When Marc Norman came to Taubman College in 2017, he was already known as an expert on affordable housing. He spent more than two decades working on Wall Street and with nonprofit organizations around the United States and since 2019 has served as chair of the Federal Reserve Community Advisory Council. During his career he has helped to develop or finance more than 2,000 affordable units, or homes set aside for people making some fraction of their area’s median income. But he has begun to think differently about the housing shortage that is challenging American cities from Los Angeles to New York, and even his adopted home of Ann Arbor.
“I’ve moved on from only talking about affordable housing, because it’s not solving the problem,” says Norman, an associate professor of practice in urban and regional planning. The issue our cities face, he explains, is actually a shortage of housing of all kinds. “We now have a housing problem that is of a magnitude we’ve never had before. At the same time, we decided that swaths of our cities were only ever going to be single-family homes, and we used zoning to separate those houses from jobs and industry. And now cities don’t have enough housing at various sizes and configurations for all the people who want to live there.”
The consequences of choices made in the 20th century are now being felt in the form of staggering housing prices in many city centers, which price out middle and working class residents — in turn contributing to urban sprawl, long commutes, and increased greenhouse gas emissions. Governments and activists may push to help lower-income households with housing costs through measures like subsidies, rent control, or inclusionary zoning, in which a proportion of units in new projects must be reserved for low- or middle-income households. But Norman says none of these strategies address the root of the problem: In many cities, especially those with thriving job markets, it has become all but impossible to build enough housing for everyone who wants to live there.

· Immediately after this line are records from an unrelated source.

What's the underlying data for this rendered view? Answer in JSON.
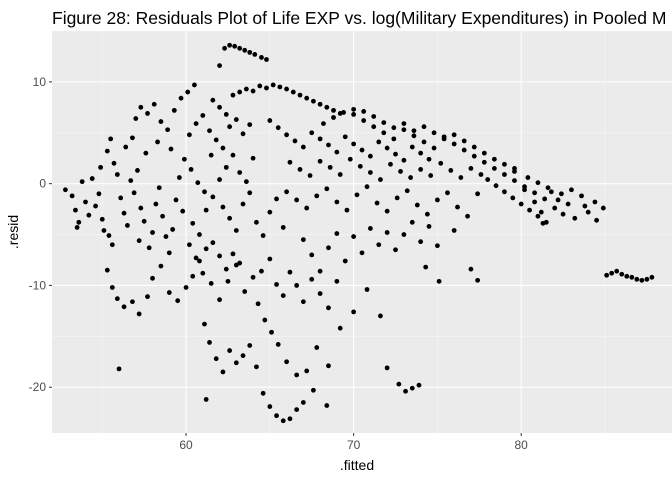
{
  "chart_data": {
    "type": "scatter",
    "title": "Figure 28: Residuals Plot of Life EXP vs. log(Military Expenditures) in Pooled M",
    "xlabel": ".fitted",
    "ylabel": ".resid",
    "xlim": [
      52,
      89
    ],
    "ylim": [
      -24.5,
      15
    ],
    "x_ticks": [
      60,
      70,
      80
    ],
    "y_ticks": [
      -20,
      -10,
      0,
      10
    ],
    "x_tick_labels": [
      "60",
      "70",
      "80"
    ],
    "y_tick_labels": [
      "-20",
      "-10",
      "0",
      "10"
    ],
    "grid": true,
    "panel_background": "#ebebeb",
    "point_color": "#000000",
    "legend": "none",
    "points": [
      [
        52.8,
        -0.6
      ],
      [
        53.2,
        -1.2
      ],
      [
        53.4,
        -2.6
      ],
      [
        53.6,
        -3.8
      ],
      [
        53.8,
        0.2
      ],
      [
        53.5,
        -4.3
      ],
      [
        54.0,
        -1.8
      ],
      [
        54.2,
        -3.1
      ],
      [
        54.4,
        0.5
      ],
      [
        54.6,
        -2.2
      ],
      [
        54.8,
        -1.0
      ],
      [
        55.0,
        -3.5
      ],
      [
        55.1,
        -4.6
      ],
      [
        54.9,
        1.6
      ],
      [
        55.3,
        3.2
      ],
      [
        55.5,
        4.4
      ],
      [
        55.7,
        2.0
      ],
      [
        55.9,
        0.9
      ],
      [
        56.1,
        -1.4
      ],
      [
        55.4,
        -5.1
      ],
      [
        55.6,
        -6.0
      ],
      [
        56.3,
        -2.9
      ],
      [
        56.5,
        -4.1
      ],
      [
        56.7,
        0.3
      ],
      [
        56.9,
        -0.9
      ],
      [
        57.1,
        1.3
      ],
      [
        57.3,
        -2.4
      ],
      [
        57.5,
        -3.7
      ],
      [
        57.2,
        -5.6
      ],
      [
        57.8,
        -6.3
      ],
      [
        58.0,
        -4.8
      ],
      [
        58.2,
        -2.0
      ],
      [
        58.4,
        -0.4
      ],
      [
        58.6,
        -3.2
      ],
      [
        58.8,
        -5.2
      ],
      [
        59.0,
        -6.8
      ],
      [
        59.2,
        -4.5
      ],
      [
        59.4,
        -1.6
      ],
      [
        59.6,
        0.6
      ],
      [
        59.8,
        -2.7
      ],
      [
        57.0,
        6.4
      ],
      [
        57.3,
        7.5
      ],
      [
        57.7,
        6.9
      ],
      [
        58.1,
        7.8
      ],
      [
        58.5,
        6.1
      ],
      [
        58.9,
        5.3
      ],
      [
        59.3,
        7.2
      ],
      [
        59.7,
        8.4
      ],
      [
        60.1,
        9.0
      ],
      [
        60.5,
        9.7
      ],
      [
        56.4,
        3.6
      ],
      [
        56.8,
        4.5
      ],
      [
        57.6,
        3.0
      ],
      [
        58.3,
        4.1
      ],
      [
        59.1,
        3.4
      ],
      [
        59.9,
        2.4
      ],
      [
        60.3,
        1.4
      ],
      [
        60.7,
        0.1
      ],
      [
        61.1,
        -0.8
      ],
      [
        61.5,
        2.8
      ],
      [
        55.3,
        -8.5
      ],
      [
        55.6,
        -10.2
      ],
      [
        55.9,
        -11.3
      ],
      [
        56.3,
        -12.1
      ],
      [
        56.8,
        -11.6
      ],
      [
        57.2,
        -12.8
      ],
      [
        57.7,
        -11.1
      ],
      [
        58.0,
        -9.3
      ],
      [
        58.5,
        -8.1
      ],
      [
        59.0,
        -10.7
      ],
      [
        59.5,
        -11.5
      ],
      [
        60.0,
        -10.2
      ],
      [
        60.4,
        -9.1
      ],
      [
        60.8,
        -7.6
      ],
      [
        61.2,
        -6.4
      ],
      [
        61.6,
        -5.8
      ],
      [
        62.0,
        -7.1
      ],
      [
        62.4,
        -8.4
      ],
      [
        62.8,
        -6.9
      ],
      [
        63.2,
        -7.8
      ],
      [
        56.0,
        -18.2
      ],
      [
        61.1,
        -13.8
      ],
      [
        61.4,
        -15.6
      ],
      [
        61.8,
        -17.2
      ],
      [
        62.2,
        -18.5
      ],
      [
        62.6,
        -16.4
      ],
      [
        63.0,
        -17.6
      ],
      [
        63.4,
        -16.9
      ],
      [
        63.8,
        -15.9
      ],
      [
        64.2,
        -18.0
      ],
      [
        61.2,
        -21.2
      ],
      [
        64.6,
        -20.6
      ],
      [
        65.0,
        -21.9
      ],
      [
        65.4,
        -22.8
      ],
      [
        65.8,
        -23.3
      ],
      [
        66.2,
        -23.1
      ],
      [
        66.6,
        -22.2
      ],
      [
        67.0,
        -21.5
      ],
      [
        67.6,
        -20.3
      ],
      [
        68.4,
        -21.8
      ],
      [
        64.3,
        -11.8
      ],
      [
        64.7,
        -13.4
      ],
      [
        65.1,
        -14.6
      ],
      [
        65.5,
        -15.8
      ],
      [
        66.0,
        -17.5
      ],
      [
        66.6,
        -18.8
      ],
      [
        67.2,
        -18.4
      ],
      [
        67.8,
        -16.1
      ],
      [
        68.5,
        -17.9
      ],
      [
        69.2,
        -14.2
      ],
      [
        70.0,
        -12.6
      ],
      [
        70.8,
        -10.4
      ],
      [
        71.6,
        -13.0
      ],
      [
        72.0,
        -18.1
      ],
      [
        72.7,
        -19.7
      ],
      [
        73.1,
        -20.4
      ],
      [
        73.5,
        -20.1
      ],
      [
        73.9,
        -19.8
      ],
      [
        74.3,
        -8.2
      ],
      [
        75.1,
        -9.6
      ],
      [
        62.3,
        13.3
      ],
      [
        62.6,
        13.6
      ],
      [
        62.9,
        13.5
      ],
      [
        63.2,
        13.3
      ],
      [
        63.5,
        13.1
      ],
      [
        63.8,
        12.9
      ],
      [
        64.1,
        12.7
      ],
      [
        64.5,
        12.4
      ],
      [
        64.8,
        12.2
      ],
      [
        62.0,
        11.6
      ],
      [
        61.6,
        8.2
      ],
      [
        62.0,
        7.5
      ],
      [
        62.4,
        6.8
      ],
      [
        62.8,
        8.7
      ],
      [
        63.2,
        9.0
      ],
      [
        63.6,
        9.3
      ],
      [
        64.0,
        9.1
      ],
      [
        64.4,
        9.6
      ],
      [
        64.8,
        9.4
      ],
      [
        65.2,
        9.7
      ],
      [
        65.6,
        9.5
      ],
      [
        66.0,
        9.3
      ],
      [
        66.4,
        9.0
      ],
      [
        66.8,
        8.7
      ],
      [
        67.2,
        8.4
      ],
      [
        67.6,
        8.1
      ],
      [
        68.0,
        7.8
      ],
      [
        68.4,
        7.5
      ],
      [
        68.8,
        7.2
      ],
      [
        69.2,
        6.9
      ],
      [
        65.0,
        6.2
      ],
      [
        65.5,
        5.5
      ],
      [
        66.0,
        4.8
      ],
      [
        66.5,
        4.2
      ],
      [
        67.0,
        3.6
      ],
      [
        67.5,
        5.0
      ],
      [
        68.0,
        4.4
      ],
      [
        68.5,
        3.8
      ],
      [
        69.0,
        3.1
      ],
      [
        69.5,
        4.6
      ],
      [
        70.0,
        3.9
      ],
      [
        70.5,
        3.3
      ],
      [
        71.0,
        2.7
      ],
      [
        71.5,
        4.1
      ],
      [
        72.0,
        3.5
      ],
      [
        72.5,
        2.9
      ],
      [
        73.0,
        2.3
      ],
      [
        73.5,
        3.6
      ],
      [
        74.0,
        3.0
      ],
      [
        74.5,
        2.4
      ],
      [
        66.2,
        2.1
      ],
      [
        66.8,
        1.4
      ],
      [
        67.4,
        0.8
      ],
      [
        68.0,
        2.2
      ],
      [
        68.6,
        1.6
      ],
      [
        69.2,
        0.9
      ],
      [
        69.8,
        2.4
      ],
      [
        70.4,
        1.7
      ],
      [
        71.0,
        1.1
      ],
      [
        71.6,
        0.4
      ],
      [
        72.2,
        1.9
      ],
      [
        72.8,
        1.2
      ],
      [
        73.4,
        0.6
      ],
      [
        74.0,
        1.4
      ],
      [
        74.6,
        0.8
      ],
      [
        75.2,
        2.0
      ],
      [
        75.8,
        1.3
      ],
      [
        76.4,
        0.6
      ],
      [
        77.0,
        1.5
      ],
      [
        77.6,
        0.9
      ],
      [
        70.0,
        6.8
      ],
      [
        70.6,
        6.2
      ],
      [
        71.2,
        5.6
      ],
      [
        71.8,
        5.0
      ],
      [
        72.4,
        4.4
      ],
      [
        73.0,
        5.3
      ],
      [
        73.6,
        4.7
      ],
      [
        74.2,
        4.1
      ],
      [
        74.8,
        3.5
      ],
      [
        75.4,
        4.6
      ],
      [
        76.0,
        3.9
      ],
      [
        76.6,
        3.3
      ],
      [
        77.2,
        2.7
      ],
      [
        77.8,
        2.1
      ],
      [
        78.4,
        1.5
      ],
      [
        79.0,
        0.9
      ],
      [
        79.6,
        0.3
      ],
      [
        80.2,
        -0.3
      ],
      [
        80.8,
        -0.9
      ],
      [
        81.4,
        -1.5
      ],
      [
        78.0,
        0.4
      ],
      [
        78.5,
        -0.2
      ],
      [
        79.0,
        -0.8
      ],
      [
        79.5,
        -1.4
      ],
      [
        80.0,
        -2.0
      ],
      [
        80.5,
        -2.6
      ],
      [
        81.0,
        -3.2
      ],
      [
        81.5,
        -3.8
      ],
      [
        82.0,
        -2.4
      ],
      [
        82.5,
        -3.0
      ],
      [
        80.2,
        -0.6
      ],
      [
        80.8,
        -1.8
      ],
      [
        81.2,
        -2.8
      ],
      [
        81.8,
        -0.8
      ],
      [
        82.2,
        -1.6
      ],
      [
        82.8,
        -2.0
      ],
      [
        83.2,
        -3.4
      ],
      [
        83.6,
        -1.2
      ],
      [
        84.0,
        -2.8
      ],
      [
        84.5,
        -3.6
      ],
      [
        79.6,
        1.2
      ],
      [
        80.4,
        0.6
      ],
      [
        81.0,
        0.1
      ],
      [
        81.6,
        -0.4
      ],
      [
        82.4,
        -1.0
      ],
      [
        83.0,
        -0.6
      ],
      [
        83.8,
        -2.2
      ],
      [
        84.4,
        -1.8
      ],
      [
        84.9,
        -2.4
      ],
      [
        81.3,
        -3.9
      ],
      [
        66.0,
        -0.8
      ],
      [
        66.6,
        -1.6
      ],
      [
        67.2,
        -2.4
      ],
      [
        67.8,
        -1.2
      ],
      [
        68.4,
        -0.5
      ],
      [
        69.0,
        -1.8
      ],
      [
        69.6,
        -2.6
      ],
      [
        70.2,
        -1.1
      ],
      [
        70.8,
        -0.3
      ],
      [
        71.4,
        -1.9
      ],
      [
        72.0,
        -2.7
      ],
      [
        72.6,
        -1.4
      ],
      [
        73.2,
        -0.7
      ],
      [
        73.8,
        -2.1
      ],
      [
        74.4,
        -3.0
      ],
      [
        75.0,
        -1.6
      ],
      [
        75.6,
        -0.9
      ],
      [
        76.2,
        -2.3
      ],
      [
        76.8,
        -3.2
      ],
      [
        77.4,
        -1.0
      ],
      [
        62.2,
        -2.3
      ],
      [
        62.6,
        -3.4
      ],
      [
        63.0,
        -4.6
      ],
      [
        63.4,
        -2.0
      ],
      [
        63.8,
        -0.9
      ],
      [
        64.2,
        -3.8
      ],
      [
        64.6,
        -5.1
      ],
      [
        65.0,
        -2.8
      ],
      [
        65.4,
        -1.5
      ],
      [
        65.8,
        -4.3
      ],
      [
        60.4,
        -3.9
      ],
      [
        60.8,
        -5.0
      ],
      [
        61.2,
        -2.6
      ],
      [
        61.6,
        -1.3
      ],
      [
        62.0,
        0.4
      ],
      [
        62.4,
        1.6
      ],
      [
        62.8,
        2.8
      ],
      [
        63.2,
        1.1
      ],
      [
        63.6,
        0.2
      ],
      [
        64.0,
        2.5
      ],
      [
        60.2,
        4.8
      ],
      [
        60.6,
        5.9
      ],
      [
        61.0,
        6.7
      ],
      [
        61.4,
        5.2
      ],
      [
        61.8,
        4.3
      ],
      [
        62.2,
        3.5
      ],
      [
        62.6,
        5.6
      ],
      [
        63.0,
        6.3
      ],
      [
        63.4,
        4.9
      ],
      [
        63.8,
        5.8
      ],
      [
        67.0,
        -5.5
      ],
      [
        67.5,
        -7.0
      ],
      [
        68.0,
        -8.6
      ],
      [
        68.5,
        -6.3
      ],
      [
        69.0,
        -4.9
      ],
      [
        69.5,
        -7.6
      ],
      [
        70.0,
        -5.2
      ],
      [
        70.5,
        -6.8
      ],
      [
        71.0,
        -4.4
      ],
      [
        71.5,
        -6.0
      ],
      [
        72.0,
        -4.8
      ],
      [
        72.5,
        -6.5
      ],
      [
        73.0,
        -5.0
      ],
      [
        73.5,
        -3.8
      ],
      [
        74.0,
        -5.7
      ],
      [
        74.5,
        -4.2
      ],
      [
        75.0,
        -6.1
      ],
      [
        76.0,
        -4.6
      ],
      [
        77.0,
        -8.4
      ],
      [
        77.4,
        -9.5
      ],
      [
        60.2,
        -6.0
      ],
      [
        60.6,
        -7.3
      ],
      [
        61.0,
        -8.8
      ],
      [
        61.5,
        -9.8
      ],
      [
        62.0,
        -11.4
      ],
      [
        62.5,
        -9.6
      ],
      [
        63.0,
        -8.0
      ],
      [
        63.5,
        -10.6
      ],
      [
        64.0,
        -9.2
      ],
      [
        64.5,
        -8.6
      ],
      [
        65.0,
        -7.4
      ],
      [
        65.4,
        -9.9
      ],
      [
        65.8,
        -11.0
      ],
      [
        66.2,
        -8.7
      ],
      [
        66.6,
        -10.0
      ],
      [
        67.0,
        -11.6
      ],
      [
        67.5,
        -9.4
      ],
      [
        68.0,
        -10.8
      ],
      [
        68.5,
        -12.2
      ],
      [
        69.0,
        -9.6
      ],
      [
        85.1,
        -9.0
      ],
      [
        85.4,
        -8.8
      ],
      [
        85.7,
        -8.6
      ],
      [
        86.0,
        -8.9
      ],
      [
        86.3,
        -9.1
      ],
      [
        86.6,
        -9.2
      ],
      [
        86.9,
        -9.4
      ],
      [
        87.2,
        -9.5
      ],
      [
        87.5,
        -9.4
      ],
      [
        87.8,
        -9.2
      ],
      [
        68.2,
        5.9
      ],
      [
        68.8,
        6.5
      ],
      [
        69.4,
        7.0
      ],
      [
        70.0,
        7.3
      ],
      [
        70.6,
        7.1
      ],
      [
        71.2,
        6.6
      ],
      [
        71.8,
        6.0
      ],
      [
        72.4,
        5.5
      ],
      [
        73.0,
        5.9
      ],
      [
        73.6,
        5.2
      ],
      [
        74.2,
        5.6
      ],
      [
        74.8,
        5.0
      ],
      [
        75.4,
        4.4
      ],
      [
        76.0,
        4.8
      ],
      [
        76.6,
        4.2
      ],
      [
        77.2,
        3.6
      ],
      [
        77.8,
        3.0
      ],
      [
        78.4,
        2.4
      ],
      [
        79.0,
        1.9
      ],
      [
        79.6,
        1.5
      ]
    ]
  }
}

“Most of the kinds of housing we used to build, we’ve restricted from being built now in most of the places we used to build it,” Norman explains. “The rooming house, the boarding house, the granny flat, the accessory dwelling unit — all of those are almost impossible to build in most places. And the problem isn’t just regulations; it’s figuring out ways to overrule homeowners and these established constituencies. We have homeowners who don’t want anything new in their neighborhood, because they think it’s going to affect their property values, which has the long-term effect of restricting housing to a very particular type — single-family homes — that more and more people can’t afford.”
But there is some good news on the horizon, Norman says, as cities and states pass legislation to make it more difficult for NIMBYs (“not in my backyard” types) to block new construction. Some have required cash bonds from anyone who wishes to appeal to local authorities to stop a new development. Others are streamlining the approval process for new construction or restricting the use of zoning regulations that allow only single family homes to be built in certain urban neighborhoods. In 2018, Minneapolis eliminated single-family zoning — which had previously applied to 70 percent of its land area. The move means small apartment buildings can now be built in places they had never been allowed before.
“Within the planning community, that was seen as a real win and hopefully a roadmap for other cities,” Norman says. “But the development process is slow. Even if rules or regulations change, you need buy-in; you need builders, architects, engineers, banks, and investors on board, too. Planning has to be in dialogue with the financial markets, with demographers, and others. I’m a fan of interdisciplinarity.”
That’s at the heart of Taubman College’s approach to teaching real estate, which include a graduate certificate and an undergraduate minor (the latter was new in 2021). Norman is director of real estate initiatives at Taubman College and the faculty director of the Weiser Center for Real Estate at U-M’s Ross School of Business. Norman’s classes are full not only of architects, urban planners, and MBA candidates, but also students from the School of Social Work and the School for Environment and Sustainability. He hopes they all come away with a thorough understanding of all the angles that must be taken into account as we confront the housing crisis.
“I don’t necessarily want all my students to become developers,” he says, “but I want them to know the language of finance and development so that they can be more effective when they go out and change what they want to change. And I think it’s helpful to have this space where they can be in dialogue with other students bringing different perspectives. Hopefully they’ll learn the ways that their fields interact with other fields. And the students like it, because we are talking about mechanisms for solving what can feel like intractable problems.”